Il minacciato trasferimento della civica biblioteca di Corigliano presso l’ex convento della Riforma è un errore grave da un duplice punto di vista. Il primo aspetto è che si rischia di compromettere la funzionalità della stessa biblioteca, che è una delle più importanti della Calabria. In virtù del prestigio acquisito negli anni la biblioteca “Pometti” ha potuto godere di cospicui finanziamenti regionali, di ricche donazioni librarie provenienti da privati, dell’attribuzione da parte della Regione di una delle dodici mediateche regionali. Una struttura culturale di prestigio quindi, che aspettava di essere definitivamente sistemata nei locali a piano terra del Garopoli dopo un difficile trasferimento dai precedenti locali di via Ospizio.

 La collocazione nel Garopoli, accanto agli archivi cittadini e agli uffici della cultura e della pubblica istruzione era sembrata la soluzione più rispettosa dello storico edificio, oltre che quella più conveniente per il Comune che poteva in tal modo utilizzare il personale presente in modo sinergico, con notevoli risparmi per le casse comunali.

L’altro aspetta riguarda la destinazione d’uso dell’ex convento dei Riformati, che al suo interno ospita il teatro Valente. L’intera struttura è oggi disponibile, poiché i lavori avviati dalla giunta Genova sono stati ultimati. Si dovrebbe così dar corso con l’urgenza che il caso richiede ad un suo razionale utilizzo, nel senso di dotarlo di attività economiche e sociali di rilievo. Negli anni scorsi si era pensato di costituire in alcuni di quei locali il museo del cinema e del teatro, dedicato a Vincenzo ed Aroldo Tieri, con annessa una scuola di teatro di tipo seminariale, capace di attirare giovani da tutto il circondario grazie alla presenza di figure prestigiose del mondo dello spettacolo, che avrebbero trasmesso ai partecipanti ai corsi la loro professionalità e le loro capacità.
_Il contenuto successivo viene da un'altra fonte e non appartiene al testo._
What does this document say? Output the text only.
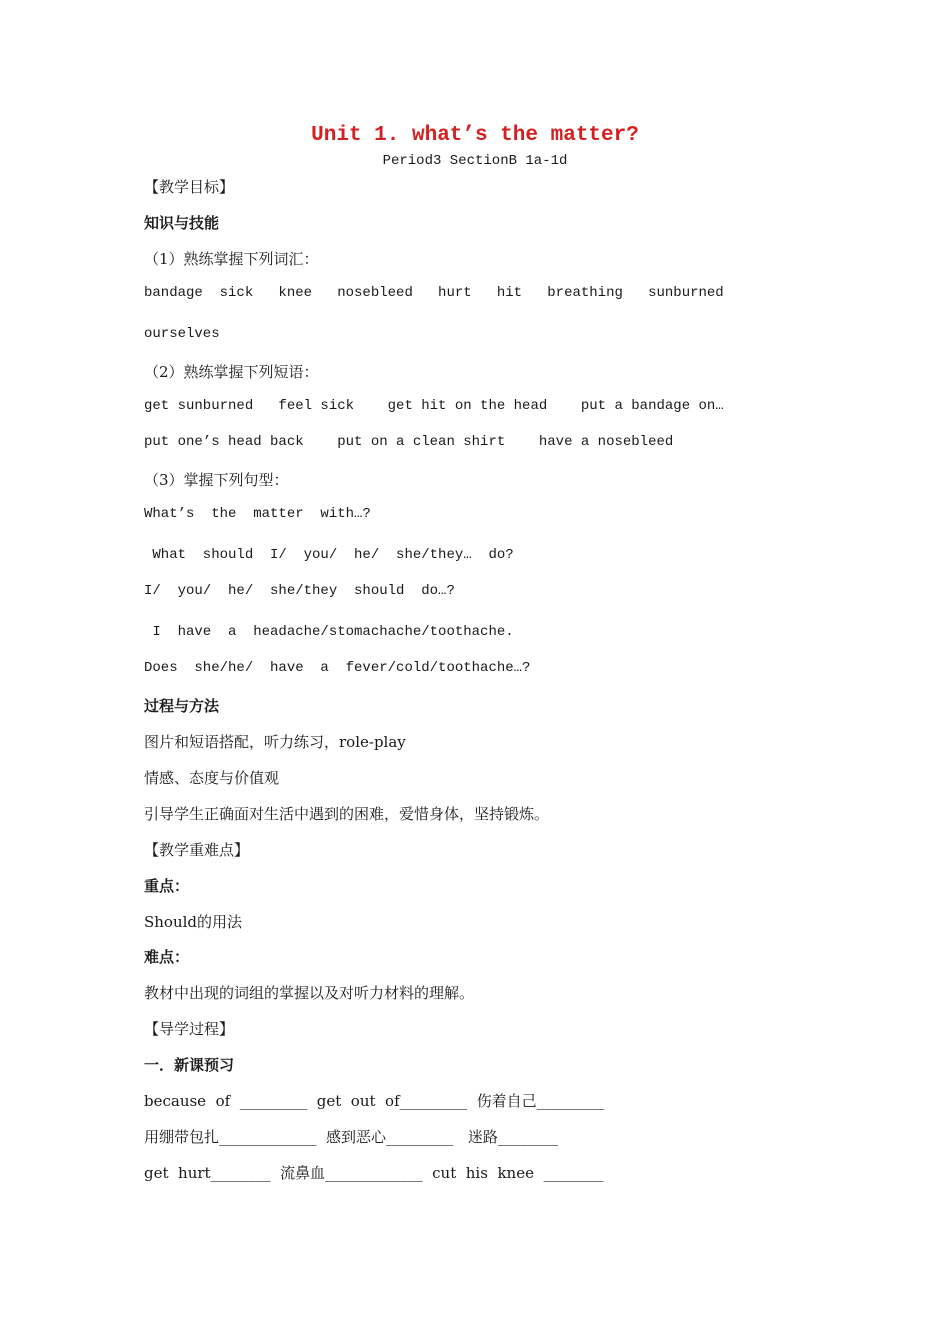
Unit 1. what’s the matter?
Period3 SectionB 1a-1d
【教学目标】
知识与技能
（1）熟练掌握下列词汇：
bandage  sick   knee   nosebleed   hurt   hit   breathing   sunburned
ourselves
（2）熟练掌握下列短语：
get sunburned   feel sick    get hit on the head    put a bandage on…
put one’s head back    put on a clean shirt    have a nosebleed
（3）掌握下列句型：
What’s  the  matter  with…?
What  should  I/  you/  he/  she/they…  do?
I/  you/  he/  she/they  should  do…?
I  have  a  headache/stomachache/toothache.
Does  she/he/  have  a  fever/cold/toothache…?
过程与方法
图片和短语搭配，听力练习，role-play
情感、态度与价值观
引导学生正确面对生活中遇到的困难，爱惜身体，坚持锻炼。
【教学重难点】
重点：
Should的用法
难点：
教材中出现的词组的掌握以及对听力材料的理解。
【导学过程】
一．新课预习
because  of  _________  get  out  of_________  伤着自己_________
用绷带包扎_____________  感到恶心_________   迷路________
get  hurt________  流鼻血_____________  cut  his  knee  ________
La grande attrice Giuliana Lojodice, moglie di Aroldo Tieri, si era dichiarata pronta a sostenere l’iniziativa, coinvolgendo molti suoi amici e la stessa disponibilità aveva manifestato la Regione Calabria. Inoltre il progetto di recupero prevedeva una collaborazione con il Conservatorio musicale di Cosenza, che avrebbe dovuto proseguire negli stages e nei corsi effettuati negli scorsi anni. A tal fine sono già stati comprati i necessari strumenti musicali. L’attuale maggioranza che amministra Corigliano non sembra però volersi muovere su questa strada. Per mesi ha manifestato l’intenzione di trasferire in quei locali la biblioteca civica, ignorando i progetti già esistenti. Poi vi ha collocato il centro studi Vincenzo Valente. E’ questo un modo di operare che offende tutti coloro che hanno a cuore il centro storico. Queste scelte sono importanti e debbono essere condivise. Atteggiamenti arbitrari e arroganti non solo fanno perdere tempo, ma sono dannosi e rischiano di disperdere una risorsa culturale e turistica eccezionale.
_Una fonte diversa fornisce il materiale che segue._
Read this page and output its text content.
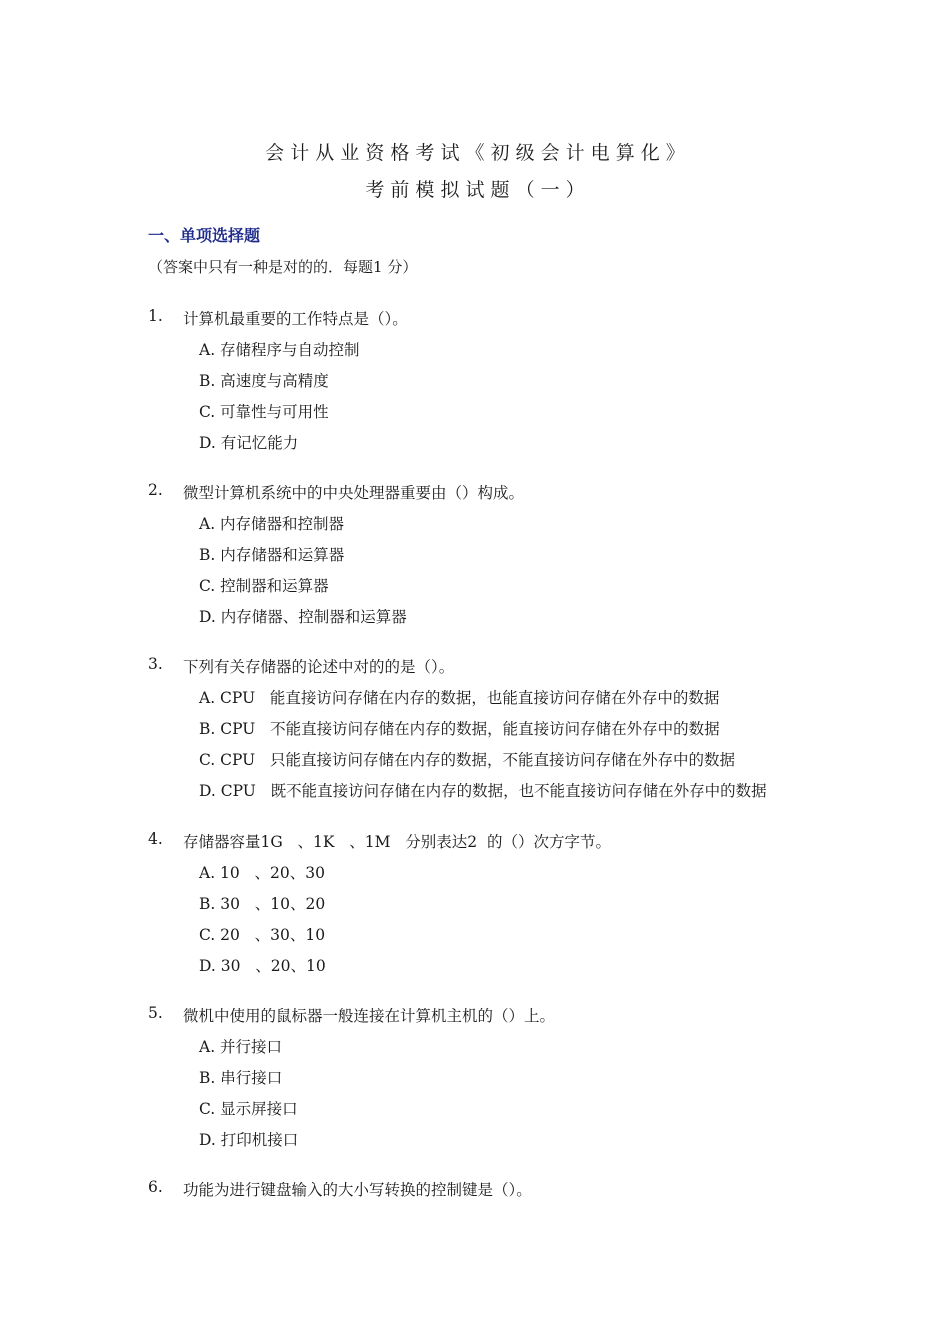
会 计 从 业 资 格 考 试 《 初 级 会 计 电 算 化 》
考 前 模 拟 试 题 （ 一 ）
一、单项选择题
（答案中只有一种是对的的．每题1 分）
1. 计算机最重要的工作特点是（）。
A. 存储程序与自动控制
B. 高速度与高精度
C. 可靠性与可用性
D. 有记忆能力
2. 微型计算机系统中的中央处理器重要由（）构成。
A. 内存储器和控制器
B. 内存储器和运算器
C. 控制器和运算器
D. 内存储器、控制器和运算器
3. 下列有关存储器的论述中对的的是（）。
A. CPU   能直接访问存储在内存的数据，也能直接访问存储在外存中的数据
B. CPU   不能直接访问存储在内存的数据，能直接访问存储在外存中的数据
C. CPU   只能直接访问存储在内存的数据，不能直接访问存储在外存中的数据
D. CPU   既不能直接访问存储在内存的数据，也不能直接访问存储在外存中的数据
4. 存储器容量1G   、1K   、1M   分别表达2  的（）次方字节。
A. 10   、20、30
B. 30   、10、20
C. 20   、30、10
D. 30   、20、10
5. 微机中使用的鼠标器一般连接在计算机主机的（）上。
A. 并行接口
B. 串行接口
C. 显示屏接口
D. 打印机接口
6. 功能为进行键盘输入的大小写转换的控制键是（）。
Quella bellissima struttura, infatti, dovrebbe pulsare di vita intensa, e ciò si otterrebbe facilmente con i corsi di teatro, con il museo del cinema, con le attività musicali, e con le iniziative e le mostre dello stesso centro studi Valente. Un’Amministrazione comunale rispettosa dei diritti di tutti aprirebbe una pubblica discussione attraverso la commissione consiliare alla cultura, preparerebbe poi un regolamento d’uso del complesso ed infine penserebbe alla sua gestione, magari legandola a quella del castello. Il Complesso della Riforma, infatti, si trova a poche centinaia di metri dal castello stesso e rappresenta il “contenitore” ideale per un’offerta culturale e turistica di prestigio. Il visitatore, uscendo dal castello dovrebbe con naturalezza dirigersi alla “Riforma”, dove troverebbe musei e mostre, incontri e recite nell’annesso teatro Valente.

E’ evidente che imbottire i non molti locali disponibili dell’ex convento delle Riforma di oltre 50 mila volumi, con i relativi arredi e con il personale necessario, rappresenterebbe un duro colpo a questa visione di una sua utilizzazione a fini turistici. Non si aiutano così i tanti giovani laureati e diplomati che proprio dalla gestione dei beni culturali cittadini aspettavano una possibilità lavorativa.